Student loan benefits include:
- An established credit history. College grads with no credit history have a difficult time securing loans, approval for an apartment rental, utility service and other necessities. On the other hand, students who carry student loans have the benefit of an established credit history from the moment the debt is approved. For example, a college freshman who borrows $5,000 in federal loans will have four years of credit history when she graduates, regardless of whether she has begun repaying the interest or balance.
- Accountability. A Lexington Law staff writer shared her experience with student loan debt, noting that while the burden hasn’t been easy, it also solidified her frugal nature. Maintaining long-term debt requires a healthy dose of accountability. Students who learn to manage their education debt are more likely to use funds wisely and shy away from unnecessary spending.
- Access to education. The greatest benefit of student debt is access to expensive education. The average family cannot afford to pay for the costs of rising tuition and living expenses, and loans open the door to greater career opportunities and salary expectations in the future.
Student loans and interest have a few positives, but understanding the negatives is vital as well. In particular, student loan interest:
- Accumulates over time. The primary downside to student loan debt is an accumulating balance. For example, suppose you borrow $25,000 over the course of four years at the new rate of 3.76%. According to the Department of Education’s estimate, it would take 120 fixed monthly payments of $251 to pay the total balance, which will accumulate to $30,089.
- Can negatively affect debt-to-income ratio. 10 years of debt is a long-term commitment, one that could damage your chances of pursuing other goals. Although student loans aren’t likely to affect your credit utilization ratio, your debt-to-income ratio is another story. DTI ratio isn’t used in credit scoring, but it is considered by lenders when you apply for a home loan, auto financing, personal loans, and even rental agreements. Maxing out your DTI often means maxing out your income on monthly loan payments, a factor that can lead to credit damage. It also means missing out on other financial opportunities.

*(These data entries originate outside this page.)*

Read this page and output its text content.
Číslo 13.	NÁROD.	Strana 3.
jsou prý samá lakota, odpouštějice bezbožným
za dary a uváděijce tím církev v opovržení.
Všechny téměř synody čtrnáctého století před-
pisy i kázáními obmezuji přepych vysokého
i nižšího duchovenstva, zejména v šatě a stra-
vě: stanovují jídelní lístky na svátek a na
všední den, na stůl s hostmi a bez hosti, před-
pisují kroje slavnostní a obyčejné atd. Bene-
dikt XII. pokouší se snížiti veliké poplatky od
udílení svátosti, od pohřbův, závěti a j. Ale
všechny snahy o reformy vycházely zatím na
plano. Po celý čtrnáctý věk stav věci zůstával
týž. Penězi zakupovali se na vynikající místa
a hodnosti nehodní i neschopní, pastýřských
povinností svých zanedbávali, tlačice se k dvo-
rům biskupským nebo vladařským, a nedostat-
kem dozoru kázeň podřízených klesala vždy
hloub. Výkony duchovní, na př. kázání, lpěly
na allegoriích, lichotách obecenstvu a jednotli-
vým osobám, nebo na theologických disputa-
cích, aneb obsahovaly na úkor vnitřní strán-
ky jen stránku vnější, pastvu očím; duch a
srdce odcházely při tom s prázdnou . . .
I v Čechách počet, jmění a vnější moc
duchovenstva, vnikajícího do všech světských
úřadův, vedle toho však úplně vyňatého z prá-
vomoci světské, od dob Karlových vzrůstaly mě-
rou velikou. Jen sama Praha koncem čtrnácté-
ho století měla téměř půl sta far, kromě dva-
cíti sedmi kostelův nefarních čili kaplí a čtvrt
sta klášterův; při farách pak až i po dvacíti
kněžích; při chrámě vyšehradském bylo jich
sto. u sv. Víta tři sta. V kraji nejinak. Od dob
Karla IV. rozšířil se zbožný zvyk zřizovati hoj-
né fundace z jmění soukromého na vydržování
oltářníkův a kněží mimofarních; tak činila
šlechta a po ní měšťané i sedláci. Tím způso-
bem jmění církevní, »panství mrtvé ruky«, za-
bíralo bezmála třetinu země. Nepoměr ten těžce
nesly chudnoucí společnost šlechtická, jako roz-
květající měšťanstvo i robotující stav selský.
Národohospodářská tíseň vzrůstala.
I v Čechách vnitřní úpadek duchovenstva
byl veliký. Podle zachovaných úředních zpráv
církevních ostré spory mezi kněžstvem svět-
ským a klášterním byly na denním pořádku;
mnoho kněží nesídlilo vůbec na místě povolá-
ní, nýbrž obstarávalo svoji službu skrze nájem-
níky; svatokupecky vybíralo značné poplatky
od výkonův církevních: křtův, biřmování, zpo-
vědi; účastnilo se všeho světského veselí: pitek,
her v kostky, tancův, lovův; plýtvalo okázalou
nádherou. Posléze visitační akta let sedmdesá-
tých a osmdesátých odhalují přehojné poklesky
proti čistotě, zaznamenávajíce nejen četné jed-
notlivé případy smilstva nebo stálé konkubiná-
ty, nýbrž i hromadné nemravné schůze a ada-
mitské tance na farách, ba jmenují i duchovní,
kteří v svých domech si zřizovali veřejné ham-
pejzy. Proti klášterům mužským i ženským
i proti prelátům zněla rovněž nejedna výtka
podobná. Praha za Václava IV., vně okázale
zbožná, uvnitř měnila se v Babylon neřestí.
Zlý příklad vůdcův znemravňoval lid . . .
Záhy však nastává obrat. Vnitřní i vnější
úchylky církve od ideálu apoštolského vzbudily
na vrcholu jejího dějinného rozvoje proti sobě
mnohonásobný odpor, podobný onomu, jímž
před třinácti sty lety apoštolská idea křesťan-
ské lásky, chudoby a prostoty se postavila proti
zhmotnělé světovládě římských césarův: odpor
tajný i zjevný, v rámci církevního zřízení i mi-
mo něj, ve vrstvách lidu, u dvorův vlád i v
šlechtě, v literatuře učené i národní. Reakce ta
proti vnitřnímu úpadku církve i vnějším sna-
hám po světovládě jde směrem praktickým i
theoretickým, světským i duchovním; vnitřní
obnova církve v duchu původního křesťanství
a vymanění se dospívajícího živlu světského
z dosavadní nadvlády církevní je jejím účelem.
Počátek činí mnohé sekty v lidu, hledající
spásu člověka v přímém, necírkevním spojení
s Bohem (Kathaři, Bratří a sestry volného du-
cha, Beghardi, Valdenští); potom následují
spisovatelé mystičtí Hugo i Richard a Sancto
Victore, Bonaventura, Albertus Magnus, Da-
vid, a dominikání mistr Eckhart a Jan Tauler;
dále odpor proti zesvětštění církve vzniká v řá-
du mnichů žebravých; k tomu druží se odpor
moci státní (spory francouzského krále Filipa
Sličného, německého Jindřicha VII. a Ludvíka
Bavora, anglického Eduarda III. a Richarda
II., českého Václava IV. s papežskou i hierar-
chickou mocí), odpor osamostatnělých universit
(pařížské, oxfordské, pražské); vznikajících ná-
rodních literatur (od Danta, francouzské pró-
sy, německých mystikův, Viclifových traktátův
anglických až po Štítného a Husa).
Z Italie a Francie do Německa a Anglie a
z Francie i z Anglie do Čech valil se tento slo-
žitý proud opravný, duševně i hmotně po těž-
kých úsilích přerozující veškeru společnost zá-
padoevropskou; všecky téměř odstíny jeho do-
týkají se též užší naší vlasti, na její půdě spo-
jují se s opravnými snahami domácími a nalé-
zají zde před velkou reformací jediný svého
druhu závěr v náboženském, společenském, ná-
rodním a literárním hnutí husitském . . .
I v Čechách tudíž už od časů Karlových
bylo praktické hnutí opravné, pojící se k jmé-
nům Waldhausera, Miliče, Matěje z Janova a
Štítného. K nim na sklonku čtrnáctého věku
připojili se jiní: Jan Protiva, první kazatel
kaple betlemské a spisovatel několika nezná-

Finding the balance between benefit and risk is imperative as you earn an education. Begin by:
- Borrowing only what you need. Many students end up borrowing more money than they need, either by overestimating costs, changing majors, or overspending. While it’s unwise to live close to financial strain, it’s worse to borrow money with interest attached. Take a better route by working part-time to safeguard your college income. Don’t allow loans to become your bottomless bank account.
- Paying interest as you go. Federal and private loans both have pay-as-you-go options to reduce the risk of long-term accruing interest. For example, suppose you borrow $5,000 in private loans at a rate of 5%. Unlike most federal loans, private loans accumulate while you’re still in school. This means that you’ll graduate with an inflated debt of $6,077.53. Reduce your burdens by making small interest payment while you are still attending school. The result will help you avoid overwhelming post-grad debt and credit damage.
- Asking for help. Paying for school isn’t an intuitive process, and there are plenty of resources and professionals to help you along the way. Talk to a financial planner and a credit repair lawyer to help you understand the implications, risks and benefits of borrowing. Don’t allow a lack of knowledge to stand between you and higher education.